Rhode Island news
Rhode Island attracts sex traffickers, say experts
01:00 AM EDT on Sunday, October 26, 2008
PROVIDENCE –– When most people think of slavery these days, “they think of the Civil War,” says Shanna Wells, director of the Rhode Island Commission on Women.
But in fact, said Wells, slavery is occurring now in neighborhoods around Rhode Island, in the form of the forced prostitution of women and girls — some runaways, some brought here from other countries. Their captors are attracted to Rhode Island, she said, because it is one of only two states that consider prostitution legal, as long as it occurs indoors between consenting adults.

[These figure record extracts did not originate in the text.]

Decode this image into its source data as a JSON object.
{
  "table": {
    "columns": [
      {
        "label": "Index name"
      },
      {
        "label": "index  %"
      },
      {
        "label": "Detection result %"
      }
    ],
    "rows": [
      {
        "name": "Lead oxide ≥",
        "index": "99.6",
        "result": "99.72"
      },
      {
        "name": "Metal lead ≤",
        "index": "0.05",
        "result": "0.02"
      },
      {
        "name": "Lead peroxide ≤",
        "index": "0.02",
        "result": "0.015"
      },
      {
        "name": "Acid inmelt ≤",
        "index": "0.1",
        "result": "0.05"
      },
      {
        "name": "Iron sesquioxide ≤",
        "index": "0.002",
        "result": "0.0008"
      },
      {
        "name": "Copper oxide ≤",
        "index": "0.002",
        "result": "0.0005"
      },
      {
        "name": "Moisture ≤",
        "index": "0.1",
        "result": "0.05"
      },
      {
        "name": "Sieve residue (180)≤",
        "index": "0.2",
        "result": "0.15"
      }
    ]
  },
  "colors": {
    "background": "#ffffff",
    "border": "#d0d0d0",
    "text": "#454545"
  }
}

“The word has gone out that Rhode Island is the place to come to to open your brothel,” said Donna M. Hughes, a University of Rhode Island professor who has studied international sex trafficking. “We are rapidly becoming the sex trafficking capital of the Northeast.”

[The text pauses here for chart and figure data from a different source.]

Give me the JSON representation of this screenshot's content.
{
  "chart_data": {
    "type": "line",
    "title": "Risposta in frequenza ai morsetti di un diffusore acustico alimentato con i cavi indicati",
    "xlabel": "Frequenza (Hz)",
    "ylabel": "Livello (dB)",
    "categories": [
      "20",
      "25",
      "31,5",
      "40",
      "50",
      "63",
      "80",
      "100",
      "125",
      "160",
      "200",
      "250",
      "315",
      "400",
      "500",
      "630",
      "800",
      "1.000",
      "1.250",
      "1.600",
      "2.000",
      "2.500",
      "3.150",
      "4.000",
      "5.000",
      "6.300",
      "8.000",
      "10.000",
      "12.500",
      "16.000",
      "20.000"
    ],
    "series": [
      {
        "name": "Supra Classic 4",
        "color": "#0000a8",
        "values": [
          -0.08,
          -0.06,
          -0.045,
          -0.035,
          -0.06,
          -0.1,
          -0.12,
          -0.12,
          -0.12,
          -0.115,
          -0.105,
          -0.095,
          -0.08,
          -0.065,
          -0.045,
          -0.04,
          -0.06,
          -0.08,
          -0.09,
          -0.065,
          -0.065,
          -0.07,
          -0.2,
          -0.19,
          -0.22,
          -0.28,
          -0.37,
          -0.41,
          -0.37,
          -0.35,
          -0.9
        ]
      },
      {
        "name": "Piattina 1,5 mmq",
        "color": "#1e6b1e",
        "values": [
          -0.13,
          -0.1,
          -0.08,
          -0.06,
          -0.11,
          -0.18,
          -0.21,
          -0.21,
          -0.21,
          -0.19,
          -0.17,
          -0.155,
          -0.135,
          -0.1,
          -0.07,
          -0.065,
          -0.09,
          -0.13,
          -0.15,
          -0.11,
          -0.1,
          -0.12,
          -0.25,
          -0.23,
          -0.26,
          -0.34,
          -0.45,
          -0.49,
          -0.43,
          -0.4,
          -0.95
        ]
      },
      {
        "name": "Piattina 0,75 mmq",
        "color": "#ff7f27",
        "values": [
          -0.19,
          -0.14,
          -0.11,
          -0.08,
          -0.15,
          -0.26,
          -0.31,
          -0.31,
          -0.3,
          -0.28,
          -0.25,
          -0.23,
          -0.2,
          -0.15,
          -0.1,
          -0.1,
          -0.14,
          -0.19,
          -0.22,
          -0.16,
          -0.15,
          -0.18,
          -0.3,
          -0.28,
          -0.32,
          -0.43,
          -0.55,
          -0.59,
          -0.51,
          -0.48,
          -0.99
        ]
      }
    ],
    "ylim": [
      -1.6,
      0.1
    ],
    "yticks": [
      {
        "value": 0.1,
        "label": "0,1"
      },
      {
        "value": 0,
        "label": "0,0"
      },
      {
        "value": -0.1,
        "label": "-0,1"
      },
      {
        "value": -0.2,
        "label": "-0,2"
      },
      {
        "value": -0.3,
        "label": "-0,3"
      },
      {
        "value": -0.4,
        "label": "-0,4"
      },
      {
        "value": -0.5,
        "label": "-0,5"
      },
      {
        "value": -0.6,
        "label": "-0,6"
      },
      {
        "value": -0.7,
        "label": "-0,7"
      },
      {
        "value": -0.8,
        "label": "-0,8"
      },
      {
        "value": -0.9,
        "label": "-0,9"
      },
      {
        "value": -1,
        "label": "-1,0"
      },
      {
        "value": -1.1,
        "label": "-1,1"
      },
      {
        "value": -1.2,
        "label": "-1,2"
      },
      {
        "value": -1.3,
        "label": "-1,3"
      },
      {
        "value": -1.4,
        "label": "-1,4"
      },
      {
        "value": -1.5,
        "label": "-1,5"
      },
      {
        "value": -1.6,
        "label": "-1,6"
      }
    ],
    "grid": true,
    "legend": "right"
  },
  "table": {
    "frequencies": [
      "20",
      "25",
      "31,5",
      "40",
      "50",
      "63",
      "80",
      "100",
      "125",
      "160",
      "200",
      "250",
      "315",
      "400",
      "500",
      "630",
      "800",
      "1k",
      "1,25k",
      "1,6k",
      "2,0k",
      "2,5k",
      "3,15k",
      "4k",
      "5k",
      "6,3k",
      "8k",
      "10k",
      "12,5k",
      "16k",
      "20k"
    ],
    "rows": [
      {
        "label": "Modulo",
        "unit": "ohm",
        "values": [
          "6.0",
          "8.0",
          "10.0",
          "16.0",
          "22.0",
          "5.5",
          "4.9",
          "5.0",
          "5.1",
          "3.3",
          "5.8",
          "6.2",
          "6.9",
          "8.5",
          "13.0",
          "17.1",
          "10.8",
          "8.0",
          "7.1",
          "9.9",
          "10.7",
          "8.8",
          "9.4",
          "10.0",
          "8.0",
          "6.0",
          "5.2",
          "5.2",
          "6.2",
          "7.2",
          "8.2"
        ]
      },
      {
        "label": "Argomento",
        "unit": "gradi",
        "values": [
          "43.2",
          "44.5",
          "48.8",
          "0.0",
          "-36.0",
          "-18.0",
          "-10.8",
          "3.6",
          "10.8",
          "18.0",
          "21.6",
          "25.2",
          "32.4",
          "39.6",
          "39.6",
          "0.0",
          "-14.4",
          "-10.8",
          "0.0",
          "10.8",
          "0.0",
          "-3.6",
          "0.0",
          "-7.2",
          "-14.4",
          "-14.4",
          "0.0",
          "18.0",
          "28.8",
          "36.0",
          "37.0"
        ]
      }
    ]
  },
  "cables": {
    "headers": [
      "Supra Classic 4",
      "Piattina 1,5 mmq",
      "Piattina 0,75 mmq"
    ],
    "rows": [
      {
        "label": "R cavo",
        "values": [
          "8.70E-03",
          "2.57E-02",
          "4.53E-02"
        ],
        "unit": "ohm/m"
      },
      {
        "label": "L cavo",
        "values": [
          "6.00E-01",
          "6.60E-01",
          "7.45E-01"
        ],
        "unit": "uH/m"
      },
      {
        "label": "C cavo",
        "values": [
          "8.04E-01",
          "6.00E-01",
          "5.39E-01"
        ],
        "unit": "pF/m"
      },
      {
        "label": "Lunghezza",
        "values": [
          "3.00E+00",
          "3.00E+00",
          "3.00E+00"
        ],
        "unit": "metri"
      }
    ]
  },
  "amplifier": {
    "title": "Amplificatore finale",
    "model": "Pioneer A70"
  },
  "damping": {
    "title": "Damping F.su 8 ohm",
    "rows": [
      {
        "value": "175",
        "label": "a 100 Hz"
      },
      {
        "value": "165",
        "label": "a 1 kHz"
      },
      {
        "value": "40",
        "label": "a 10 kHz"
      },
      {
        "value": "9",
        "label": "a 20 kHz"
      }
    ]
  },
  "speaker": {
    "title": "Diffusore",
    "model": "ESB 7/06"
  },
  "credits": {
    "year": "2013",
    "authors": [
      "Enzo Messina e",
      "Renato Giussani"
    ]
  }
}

Melanie Shapiro, spokeswoman for the Rhode Island Coalition Against Human Trafficking, said that not long ago Rhode Island had a handful of brothels, and today there are 28.
Yesterday, a couple of dozen people gathered at the Grace Church to discuss the issue and then marched through the streets to call for action.

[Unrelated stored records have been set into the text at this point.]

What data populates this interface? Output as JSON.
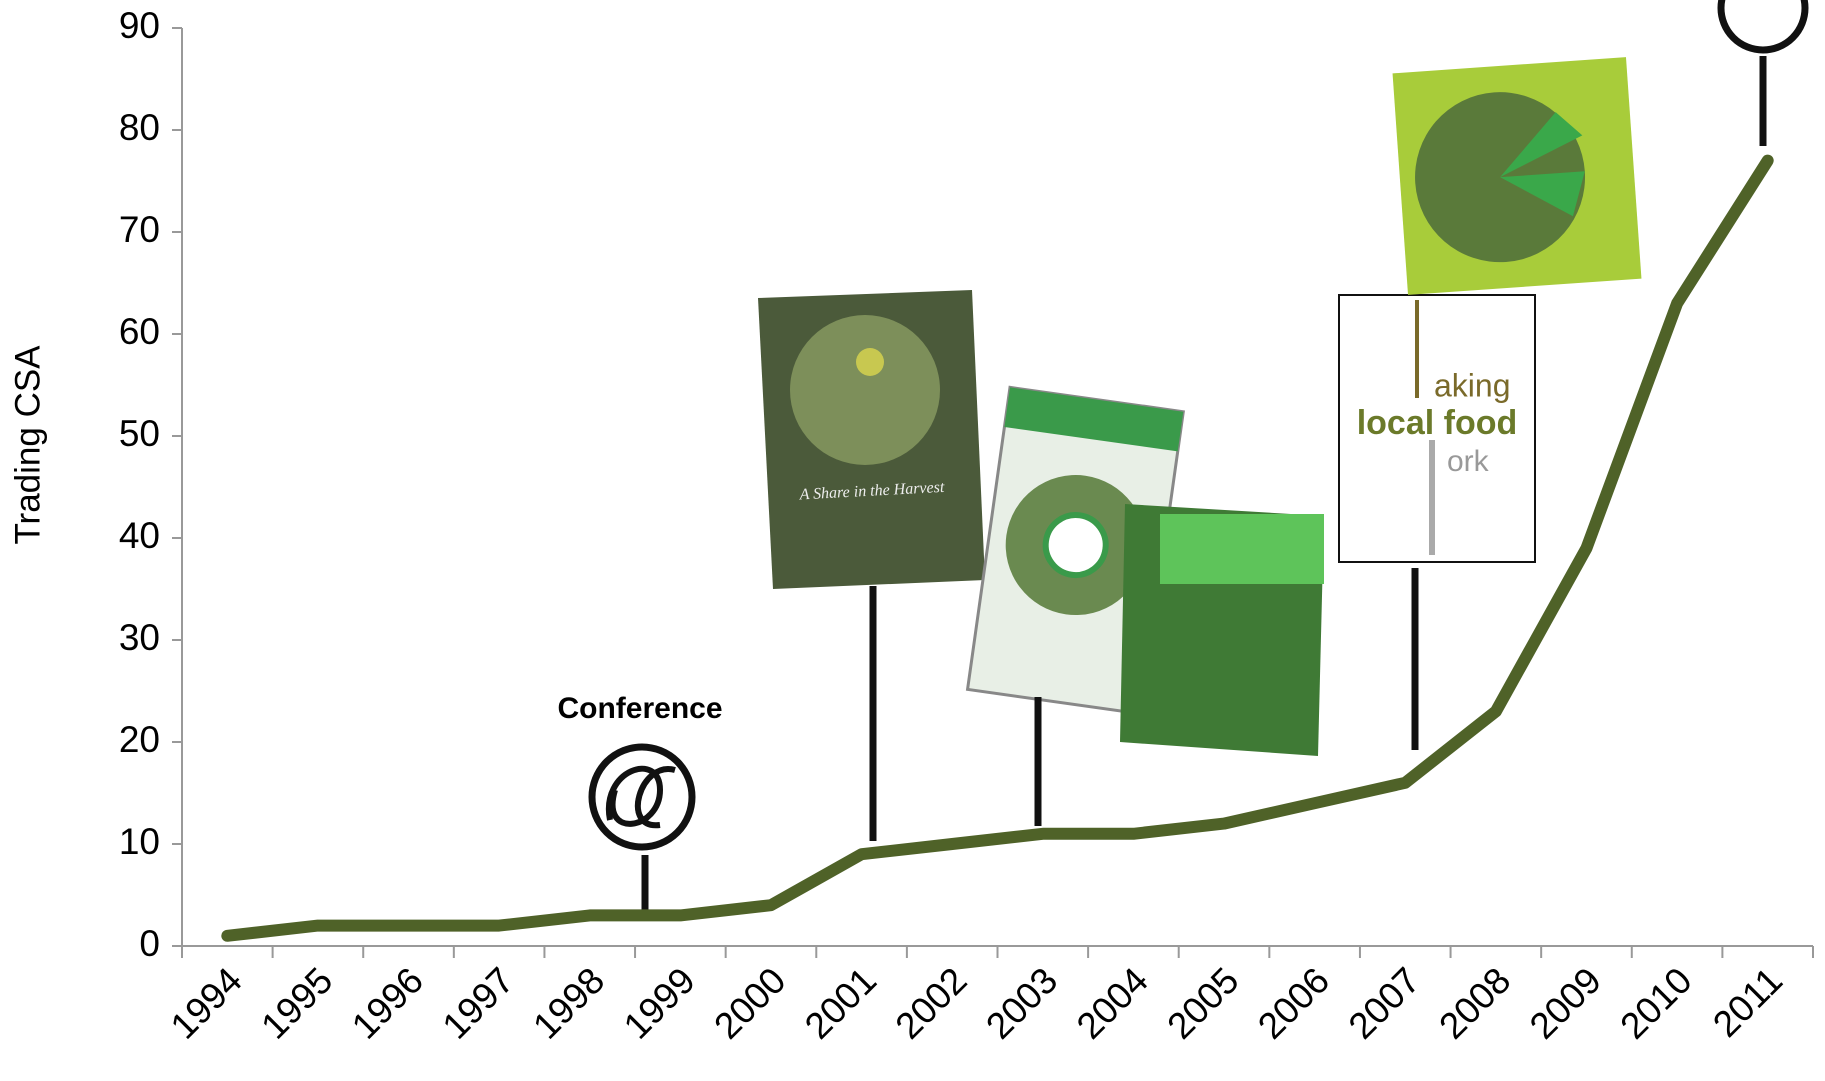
{
  "chart_data": {
    "type": "line",
    "y_label": "Trading CSA",
    "categories": [
      "1994",
      "1995",
      "1996",
      "1997",
      "1998",
      "1999",
      "2000",
      "2001",
      "2002",
      "2003",
      "2004",
      "2005",
      "2006",
      "2007",
      "2008",
      "2009",
      "2010",
      "2011"
    ],
    "values": [
      1,
      2,
      2,
      2,
      3,
      3,
      4,
      9,
      10,
      11,
      11,
      12,
      14,
      16,
      23,
      39,
      63,
      77
    ],
    "color": "#4f6228",
    "ylim": [
      0,
      90
    ],
    "yticks": [
      0,
      10,
      20,
      30,
      40,
      50,
      60,
      70,
      80,
      90
    ],
    "grid": false,
    "annotations": [
      "Conference",
      "A Share in the Harvest",
      "aking",
      "local food",
      "ork"
    ]
  }
}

Wells said that efforts to toughen Rhode Island’s prostitution laws haven’t gotten much traction because legislators are not hearing about it from their constituents. So the coalition’s first task — and the purpose of yesterday’s march — was to raise awareness so that citizens will demand change.
According to Hughes, Rhode Island is among only three states where there have been no federal prosecutions for sex trafficking. “We need to ask the U.S. Attorney why,” she said. Similarly, the state has not made use of its own law intended to stop trafficking, and she called on Attorney General Patrick C. Lynch to explain why.
But the criminal justice system must not arrest victims or put the burden on victims to prove that they were coerced, Hughes cautioned. When prosecutions have required women to testify against powerful, brutal men, the cases tend to fall apart because the women “crack and have a meltdown on the witness stand.”
“Stop treating the victims as criminals,” she said. “Arresting them will not solve the problem.”
Instead, the anti-trafficking effort can learn from the fight against domestic violence, once considered a personal, private matter. Advocates pushed for laws requiring the police to determine who is the victim and arrest the abuser.
Paraphrasing a quote that is often attributed to the 18th-century British philosopher Edmund Burke, Shapiro said, “Evil requires only that good people do nothing. … Let’s get out there. Let’s do something about this.”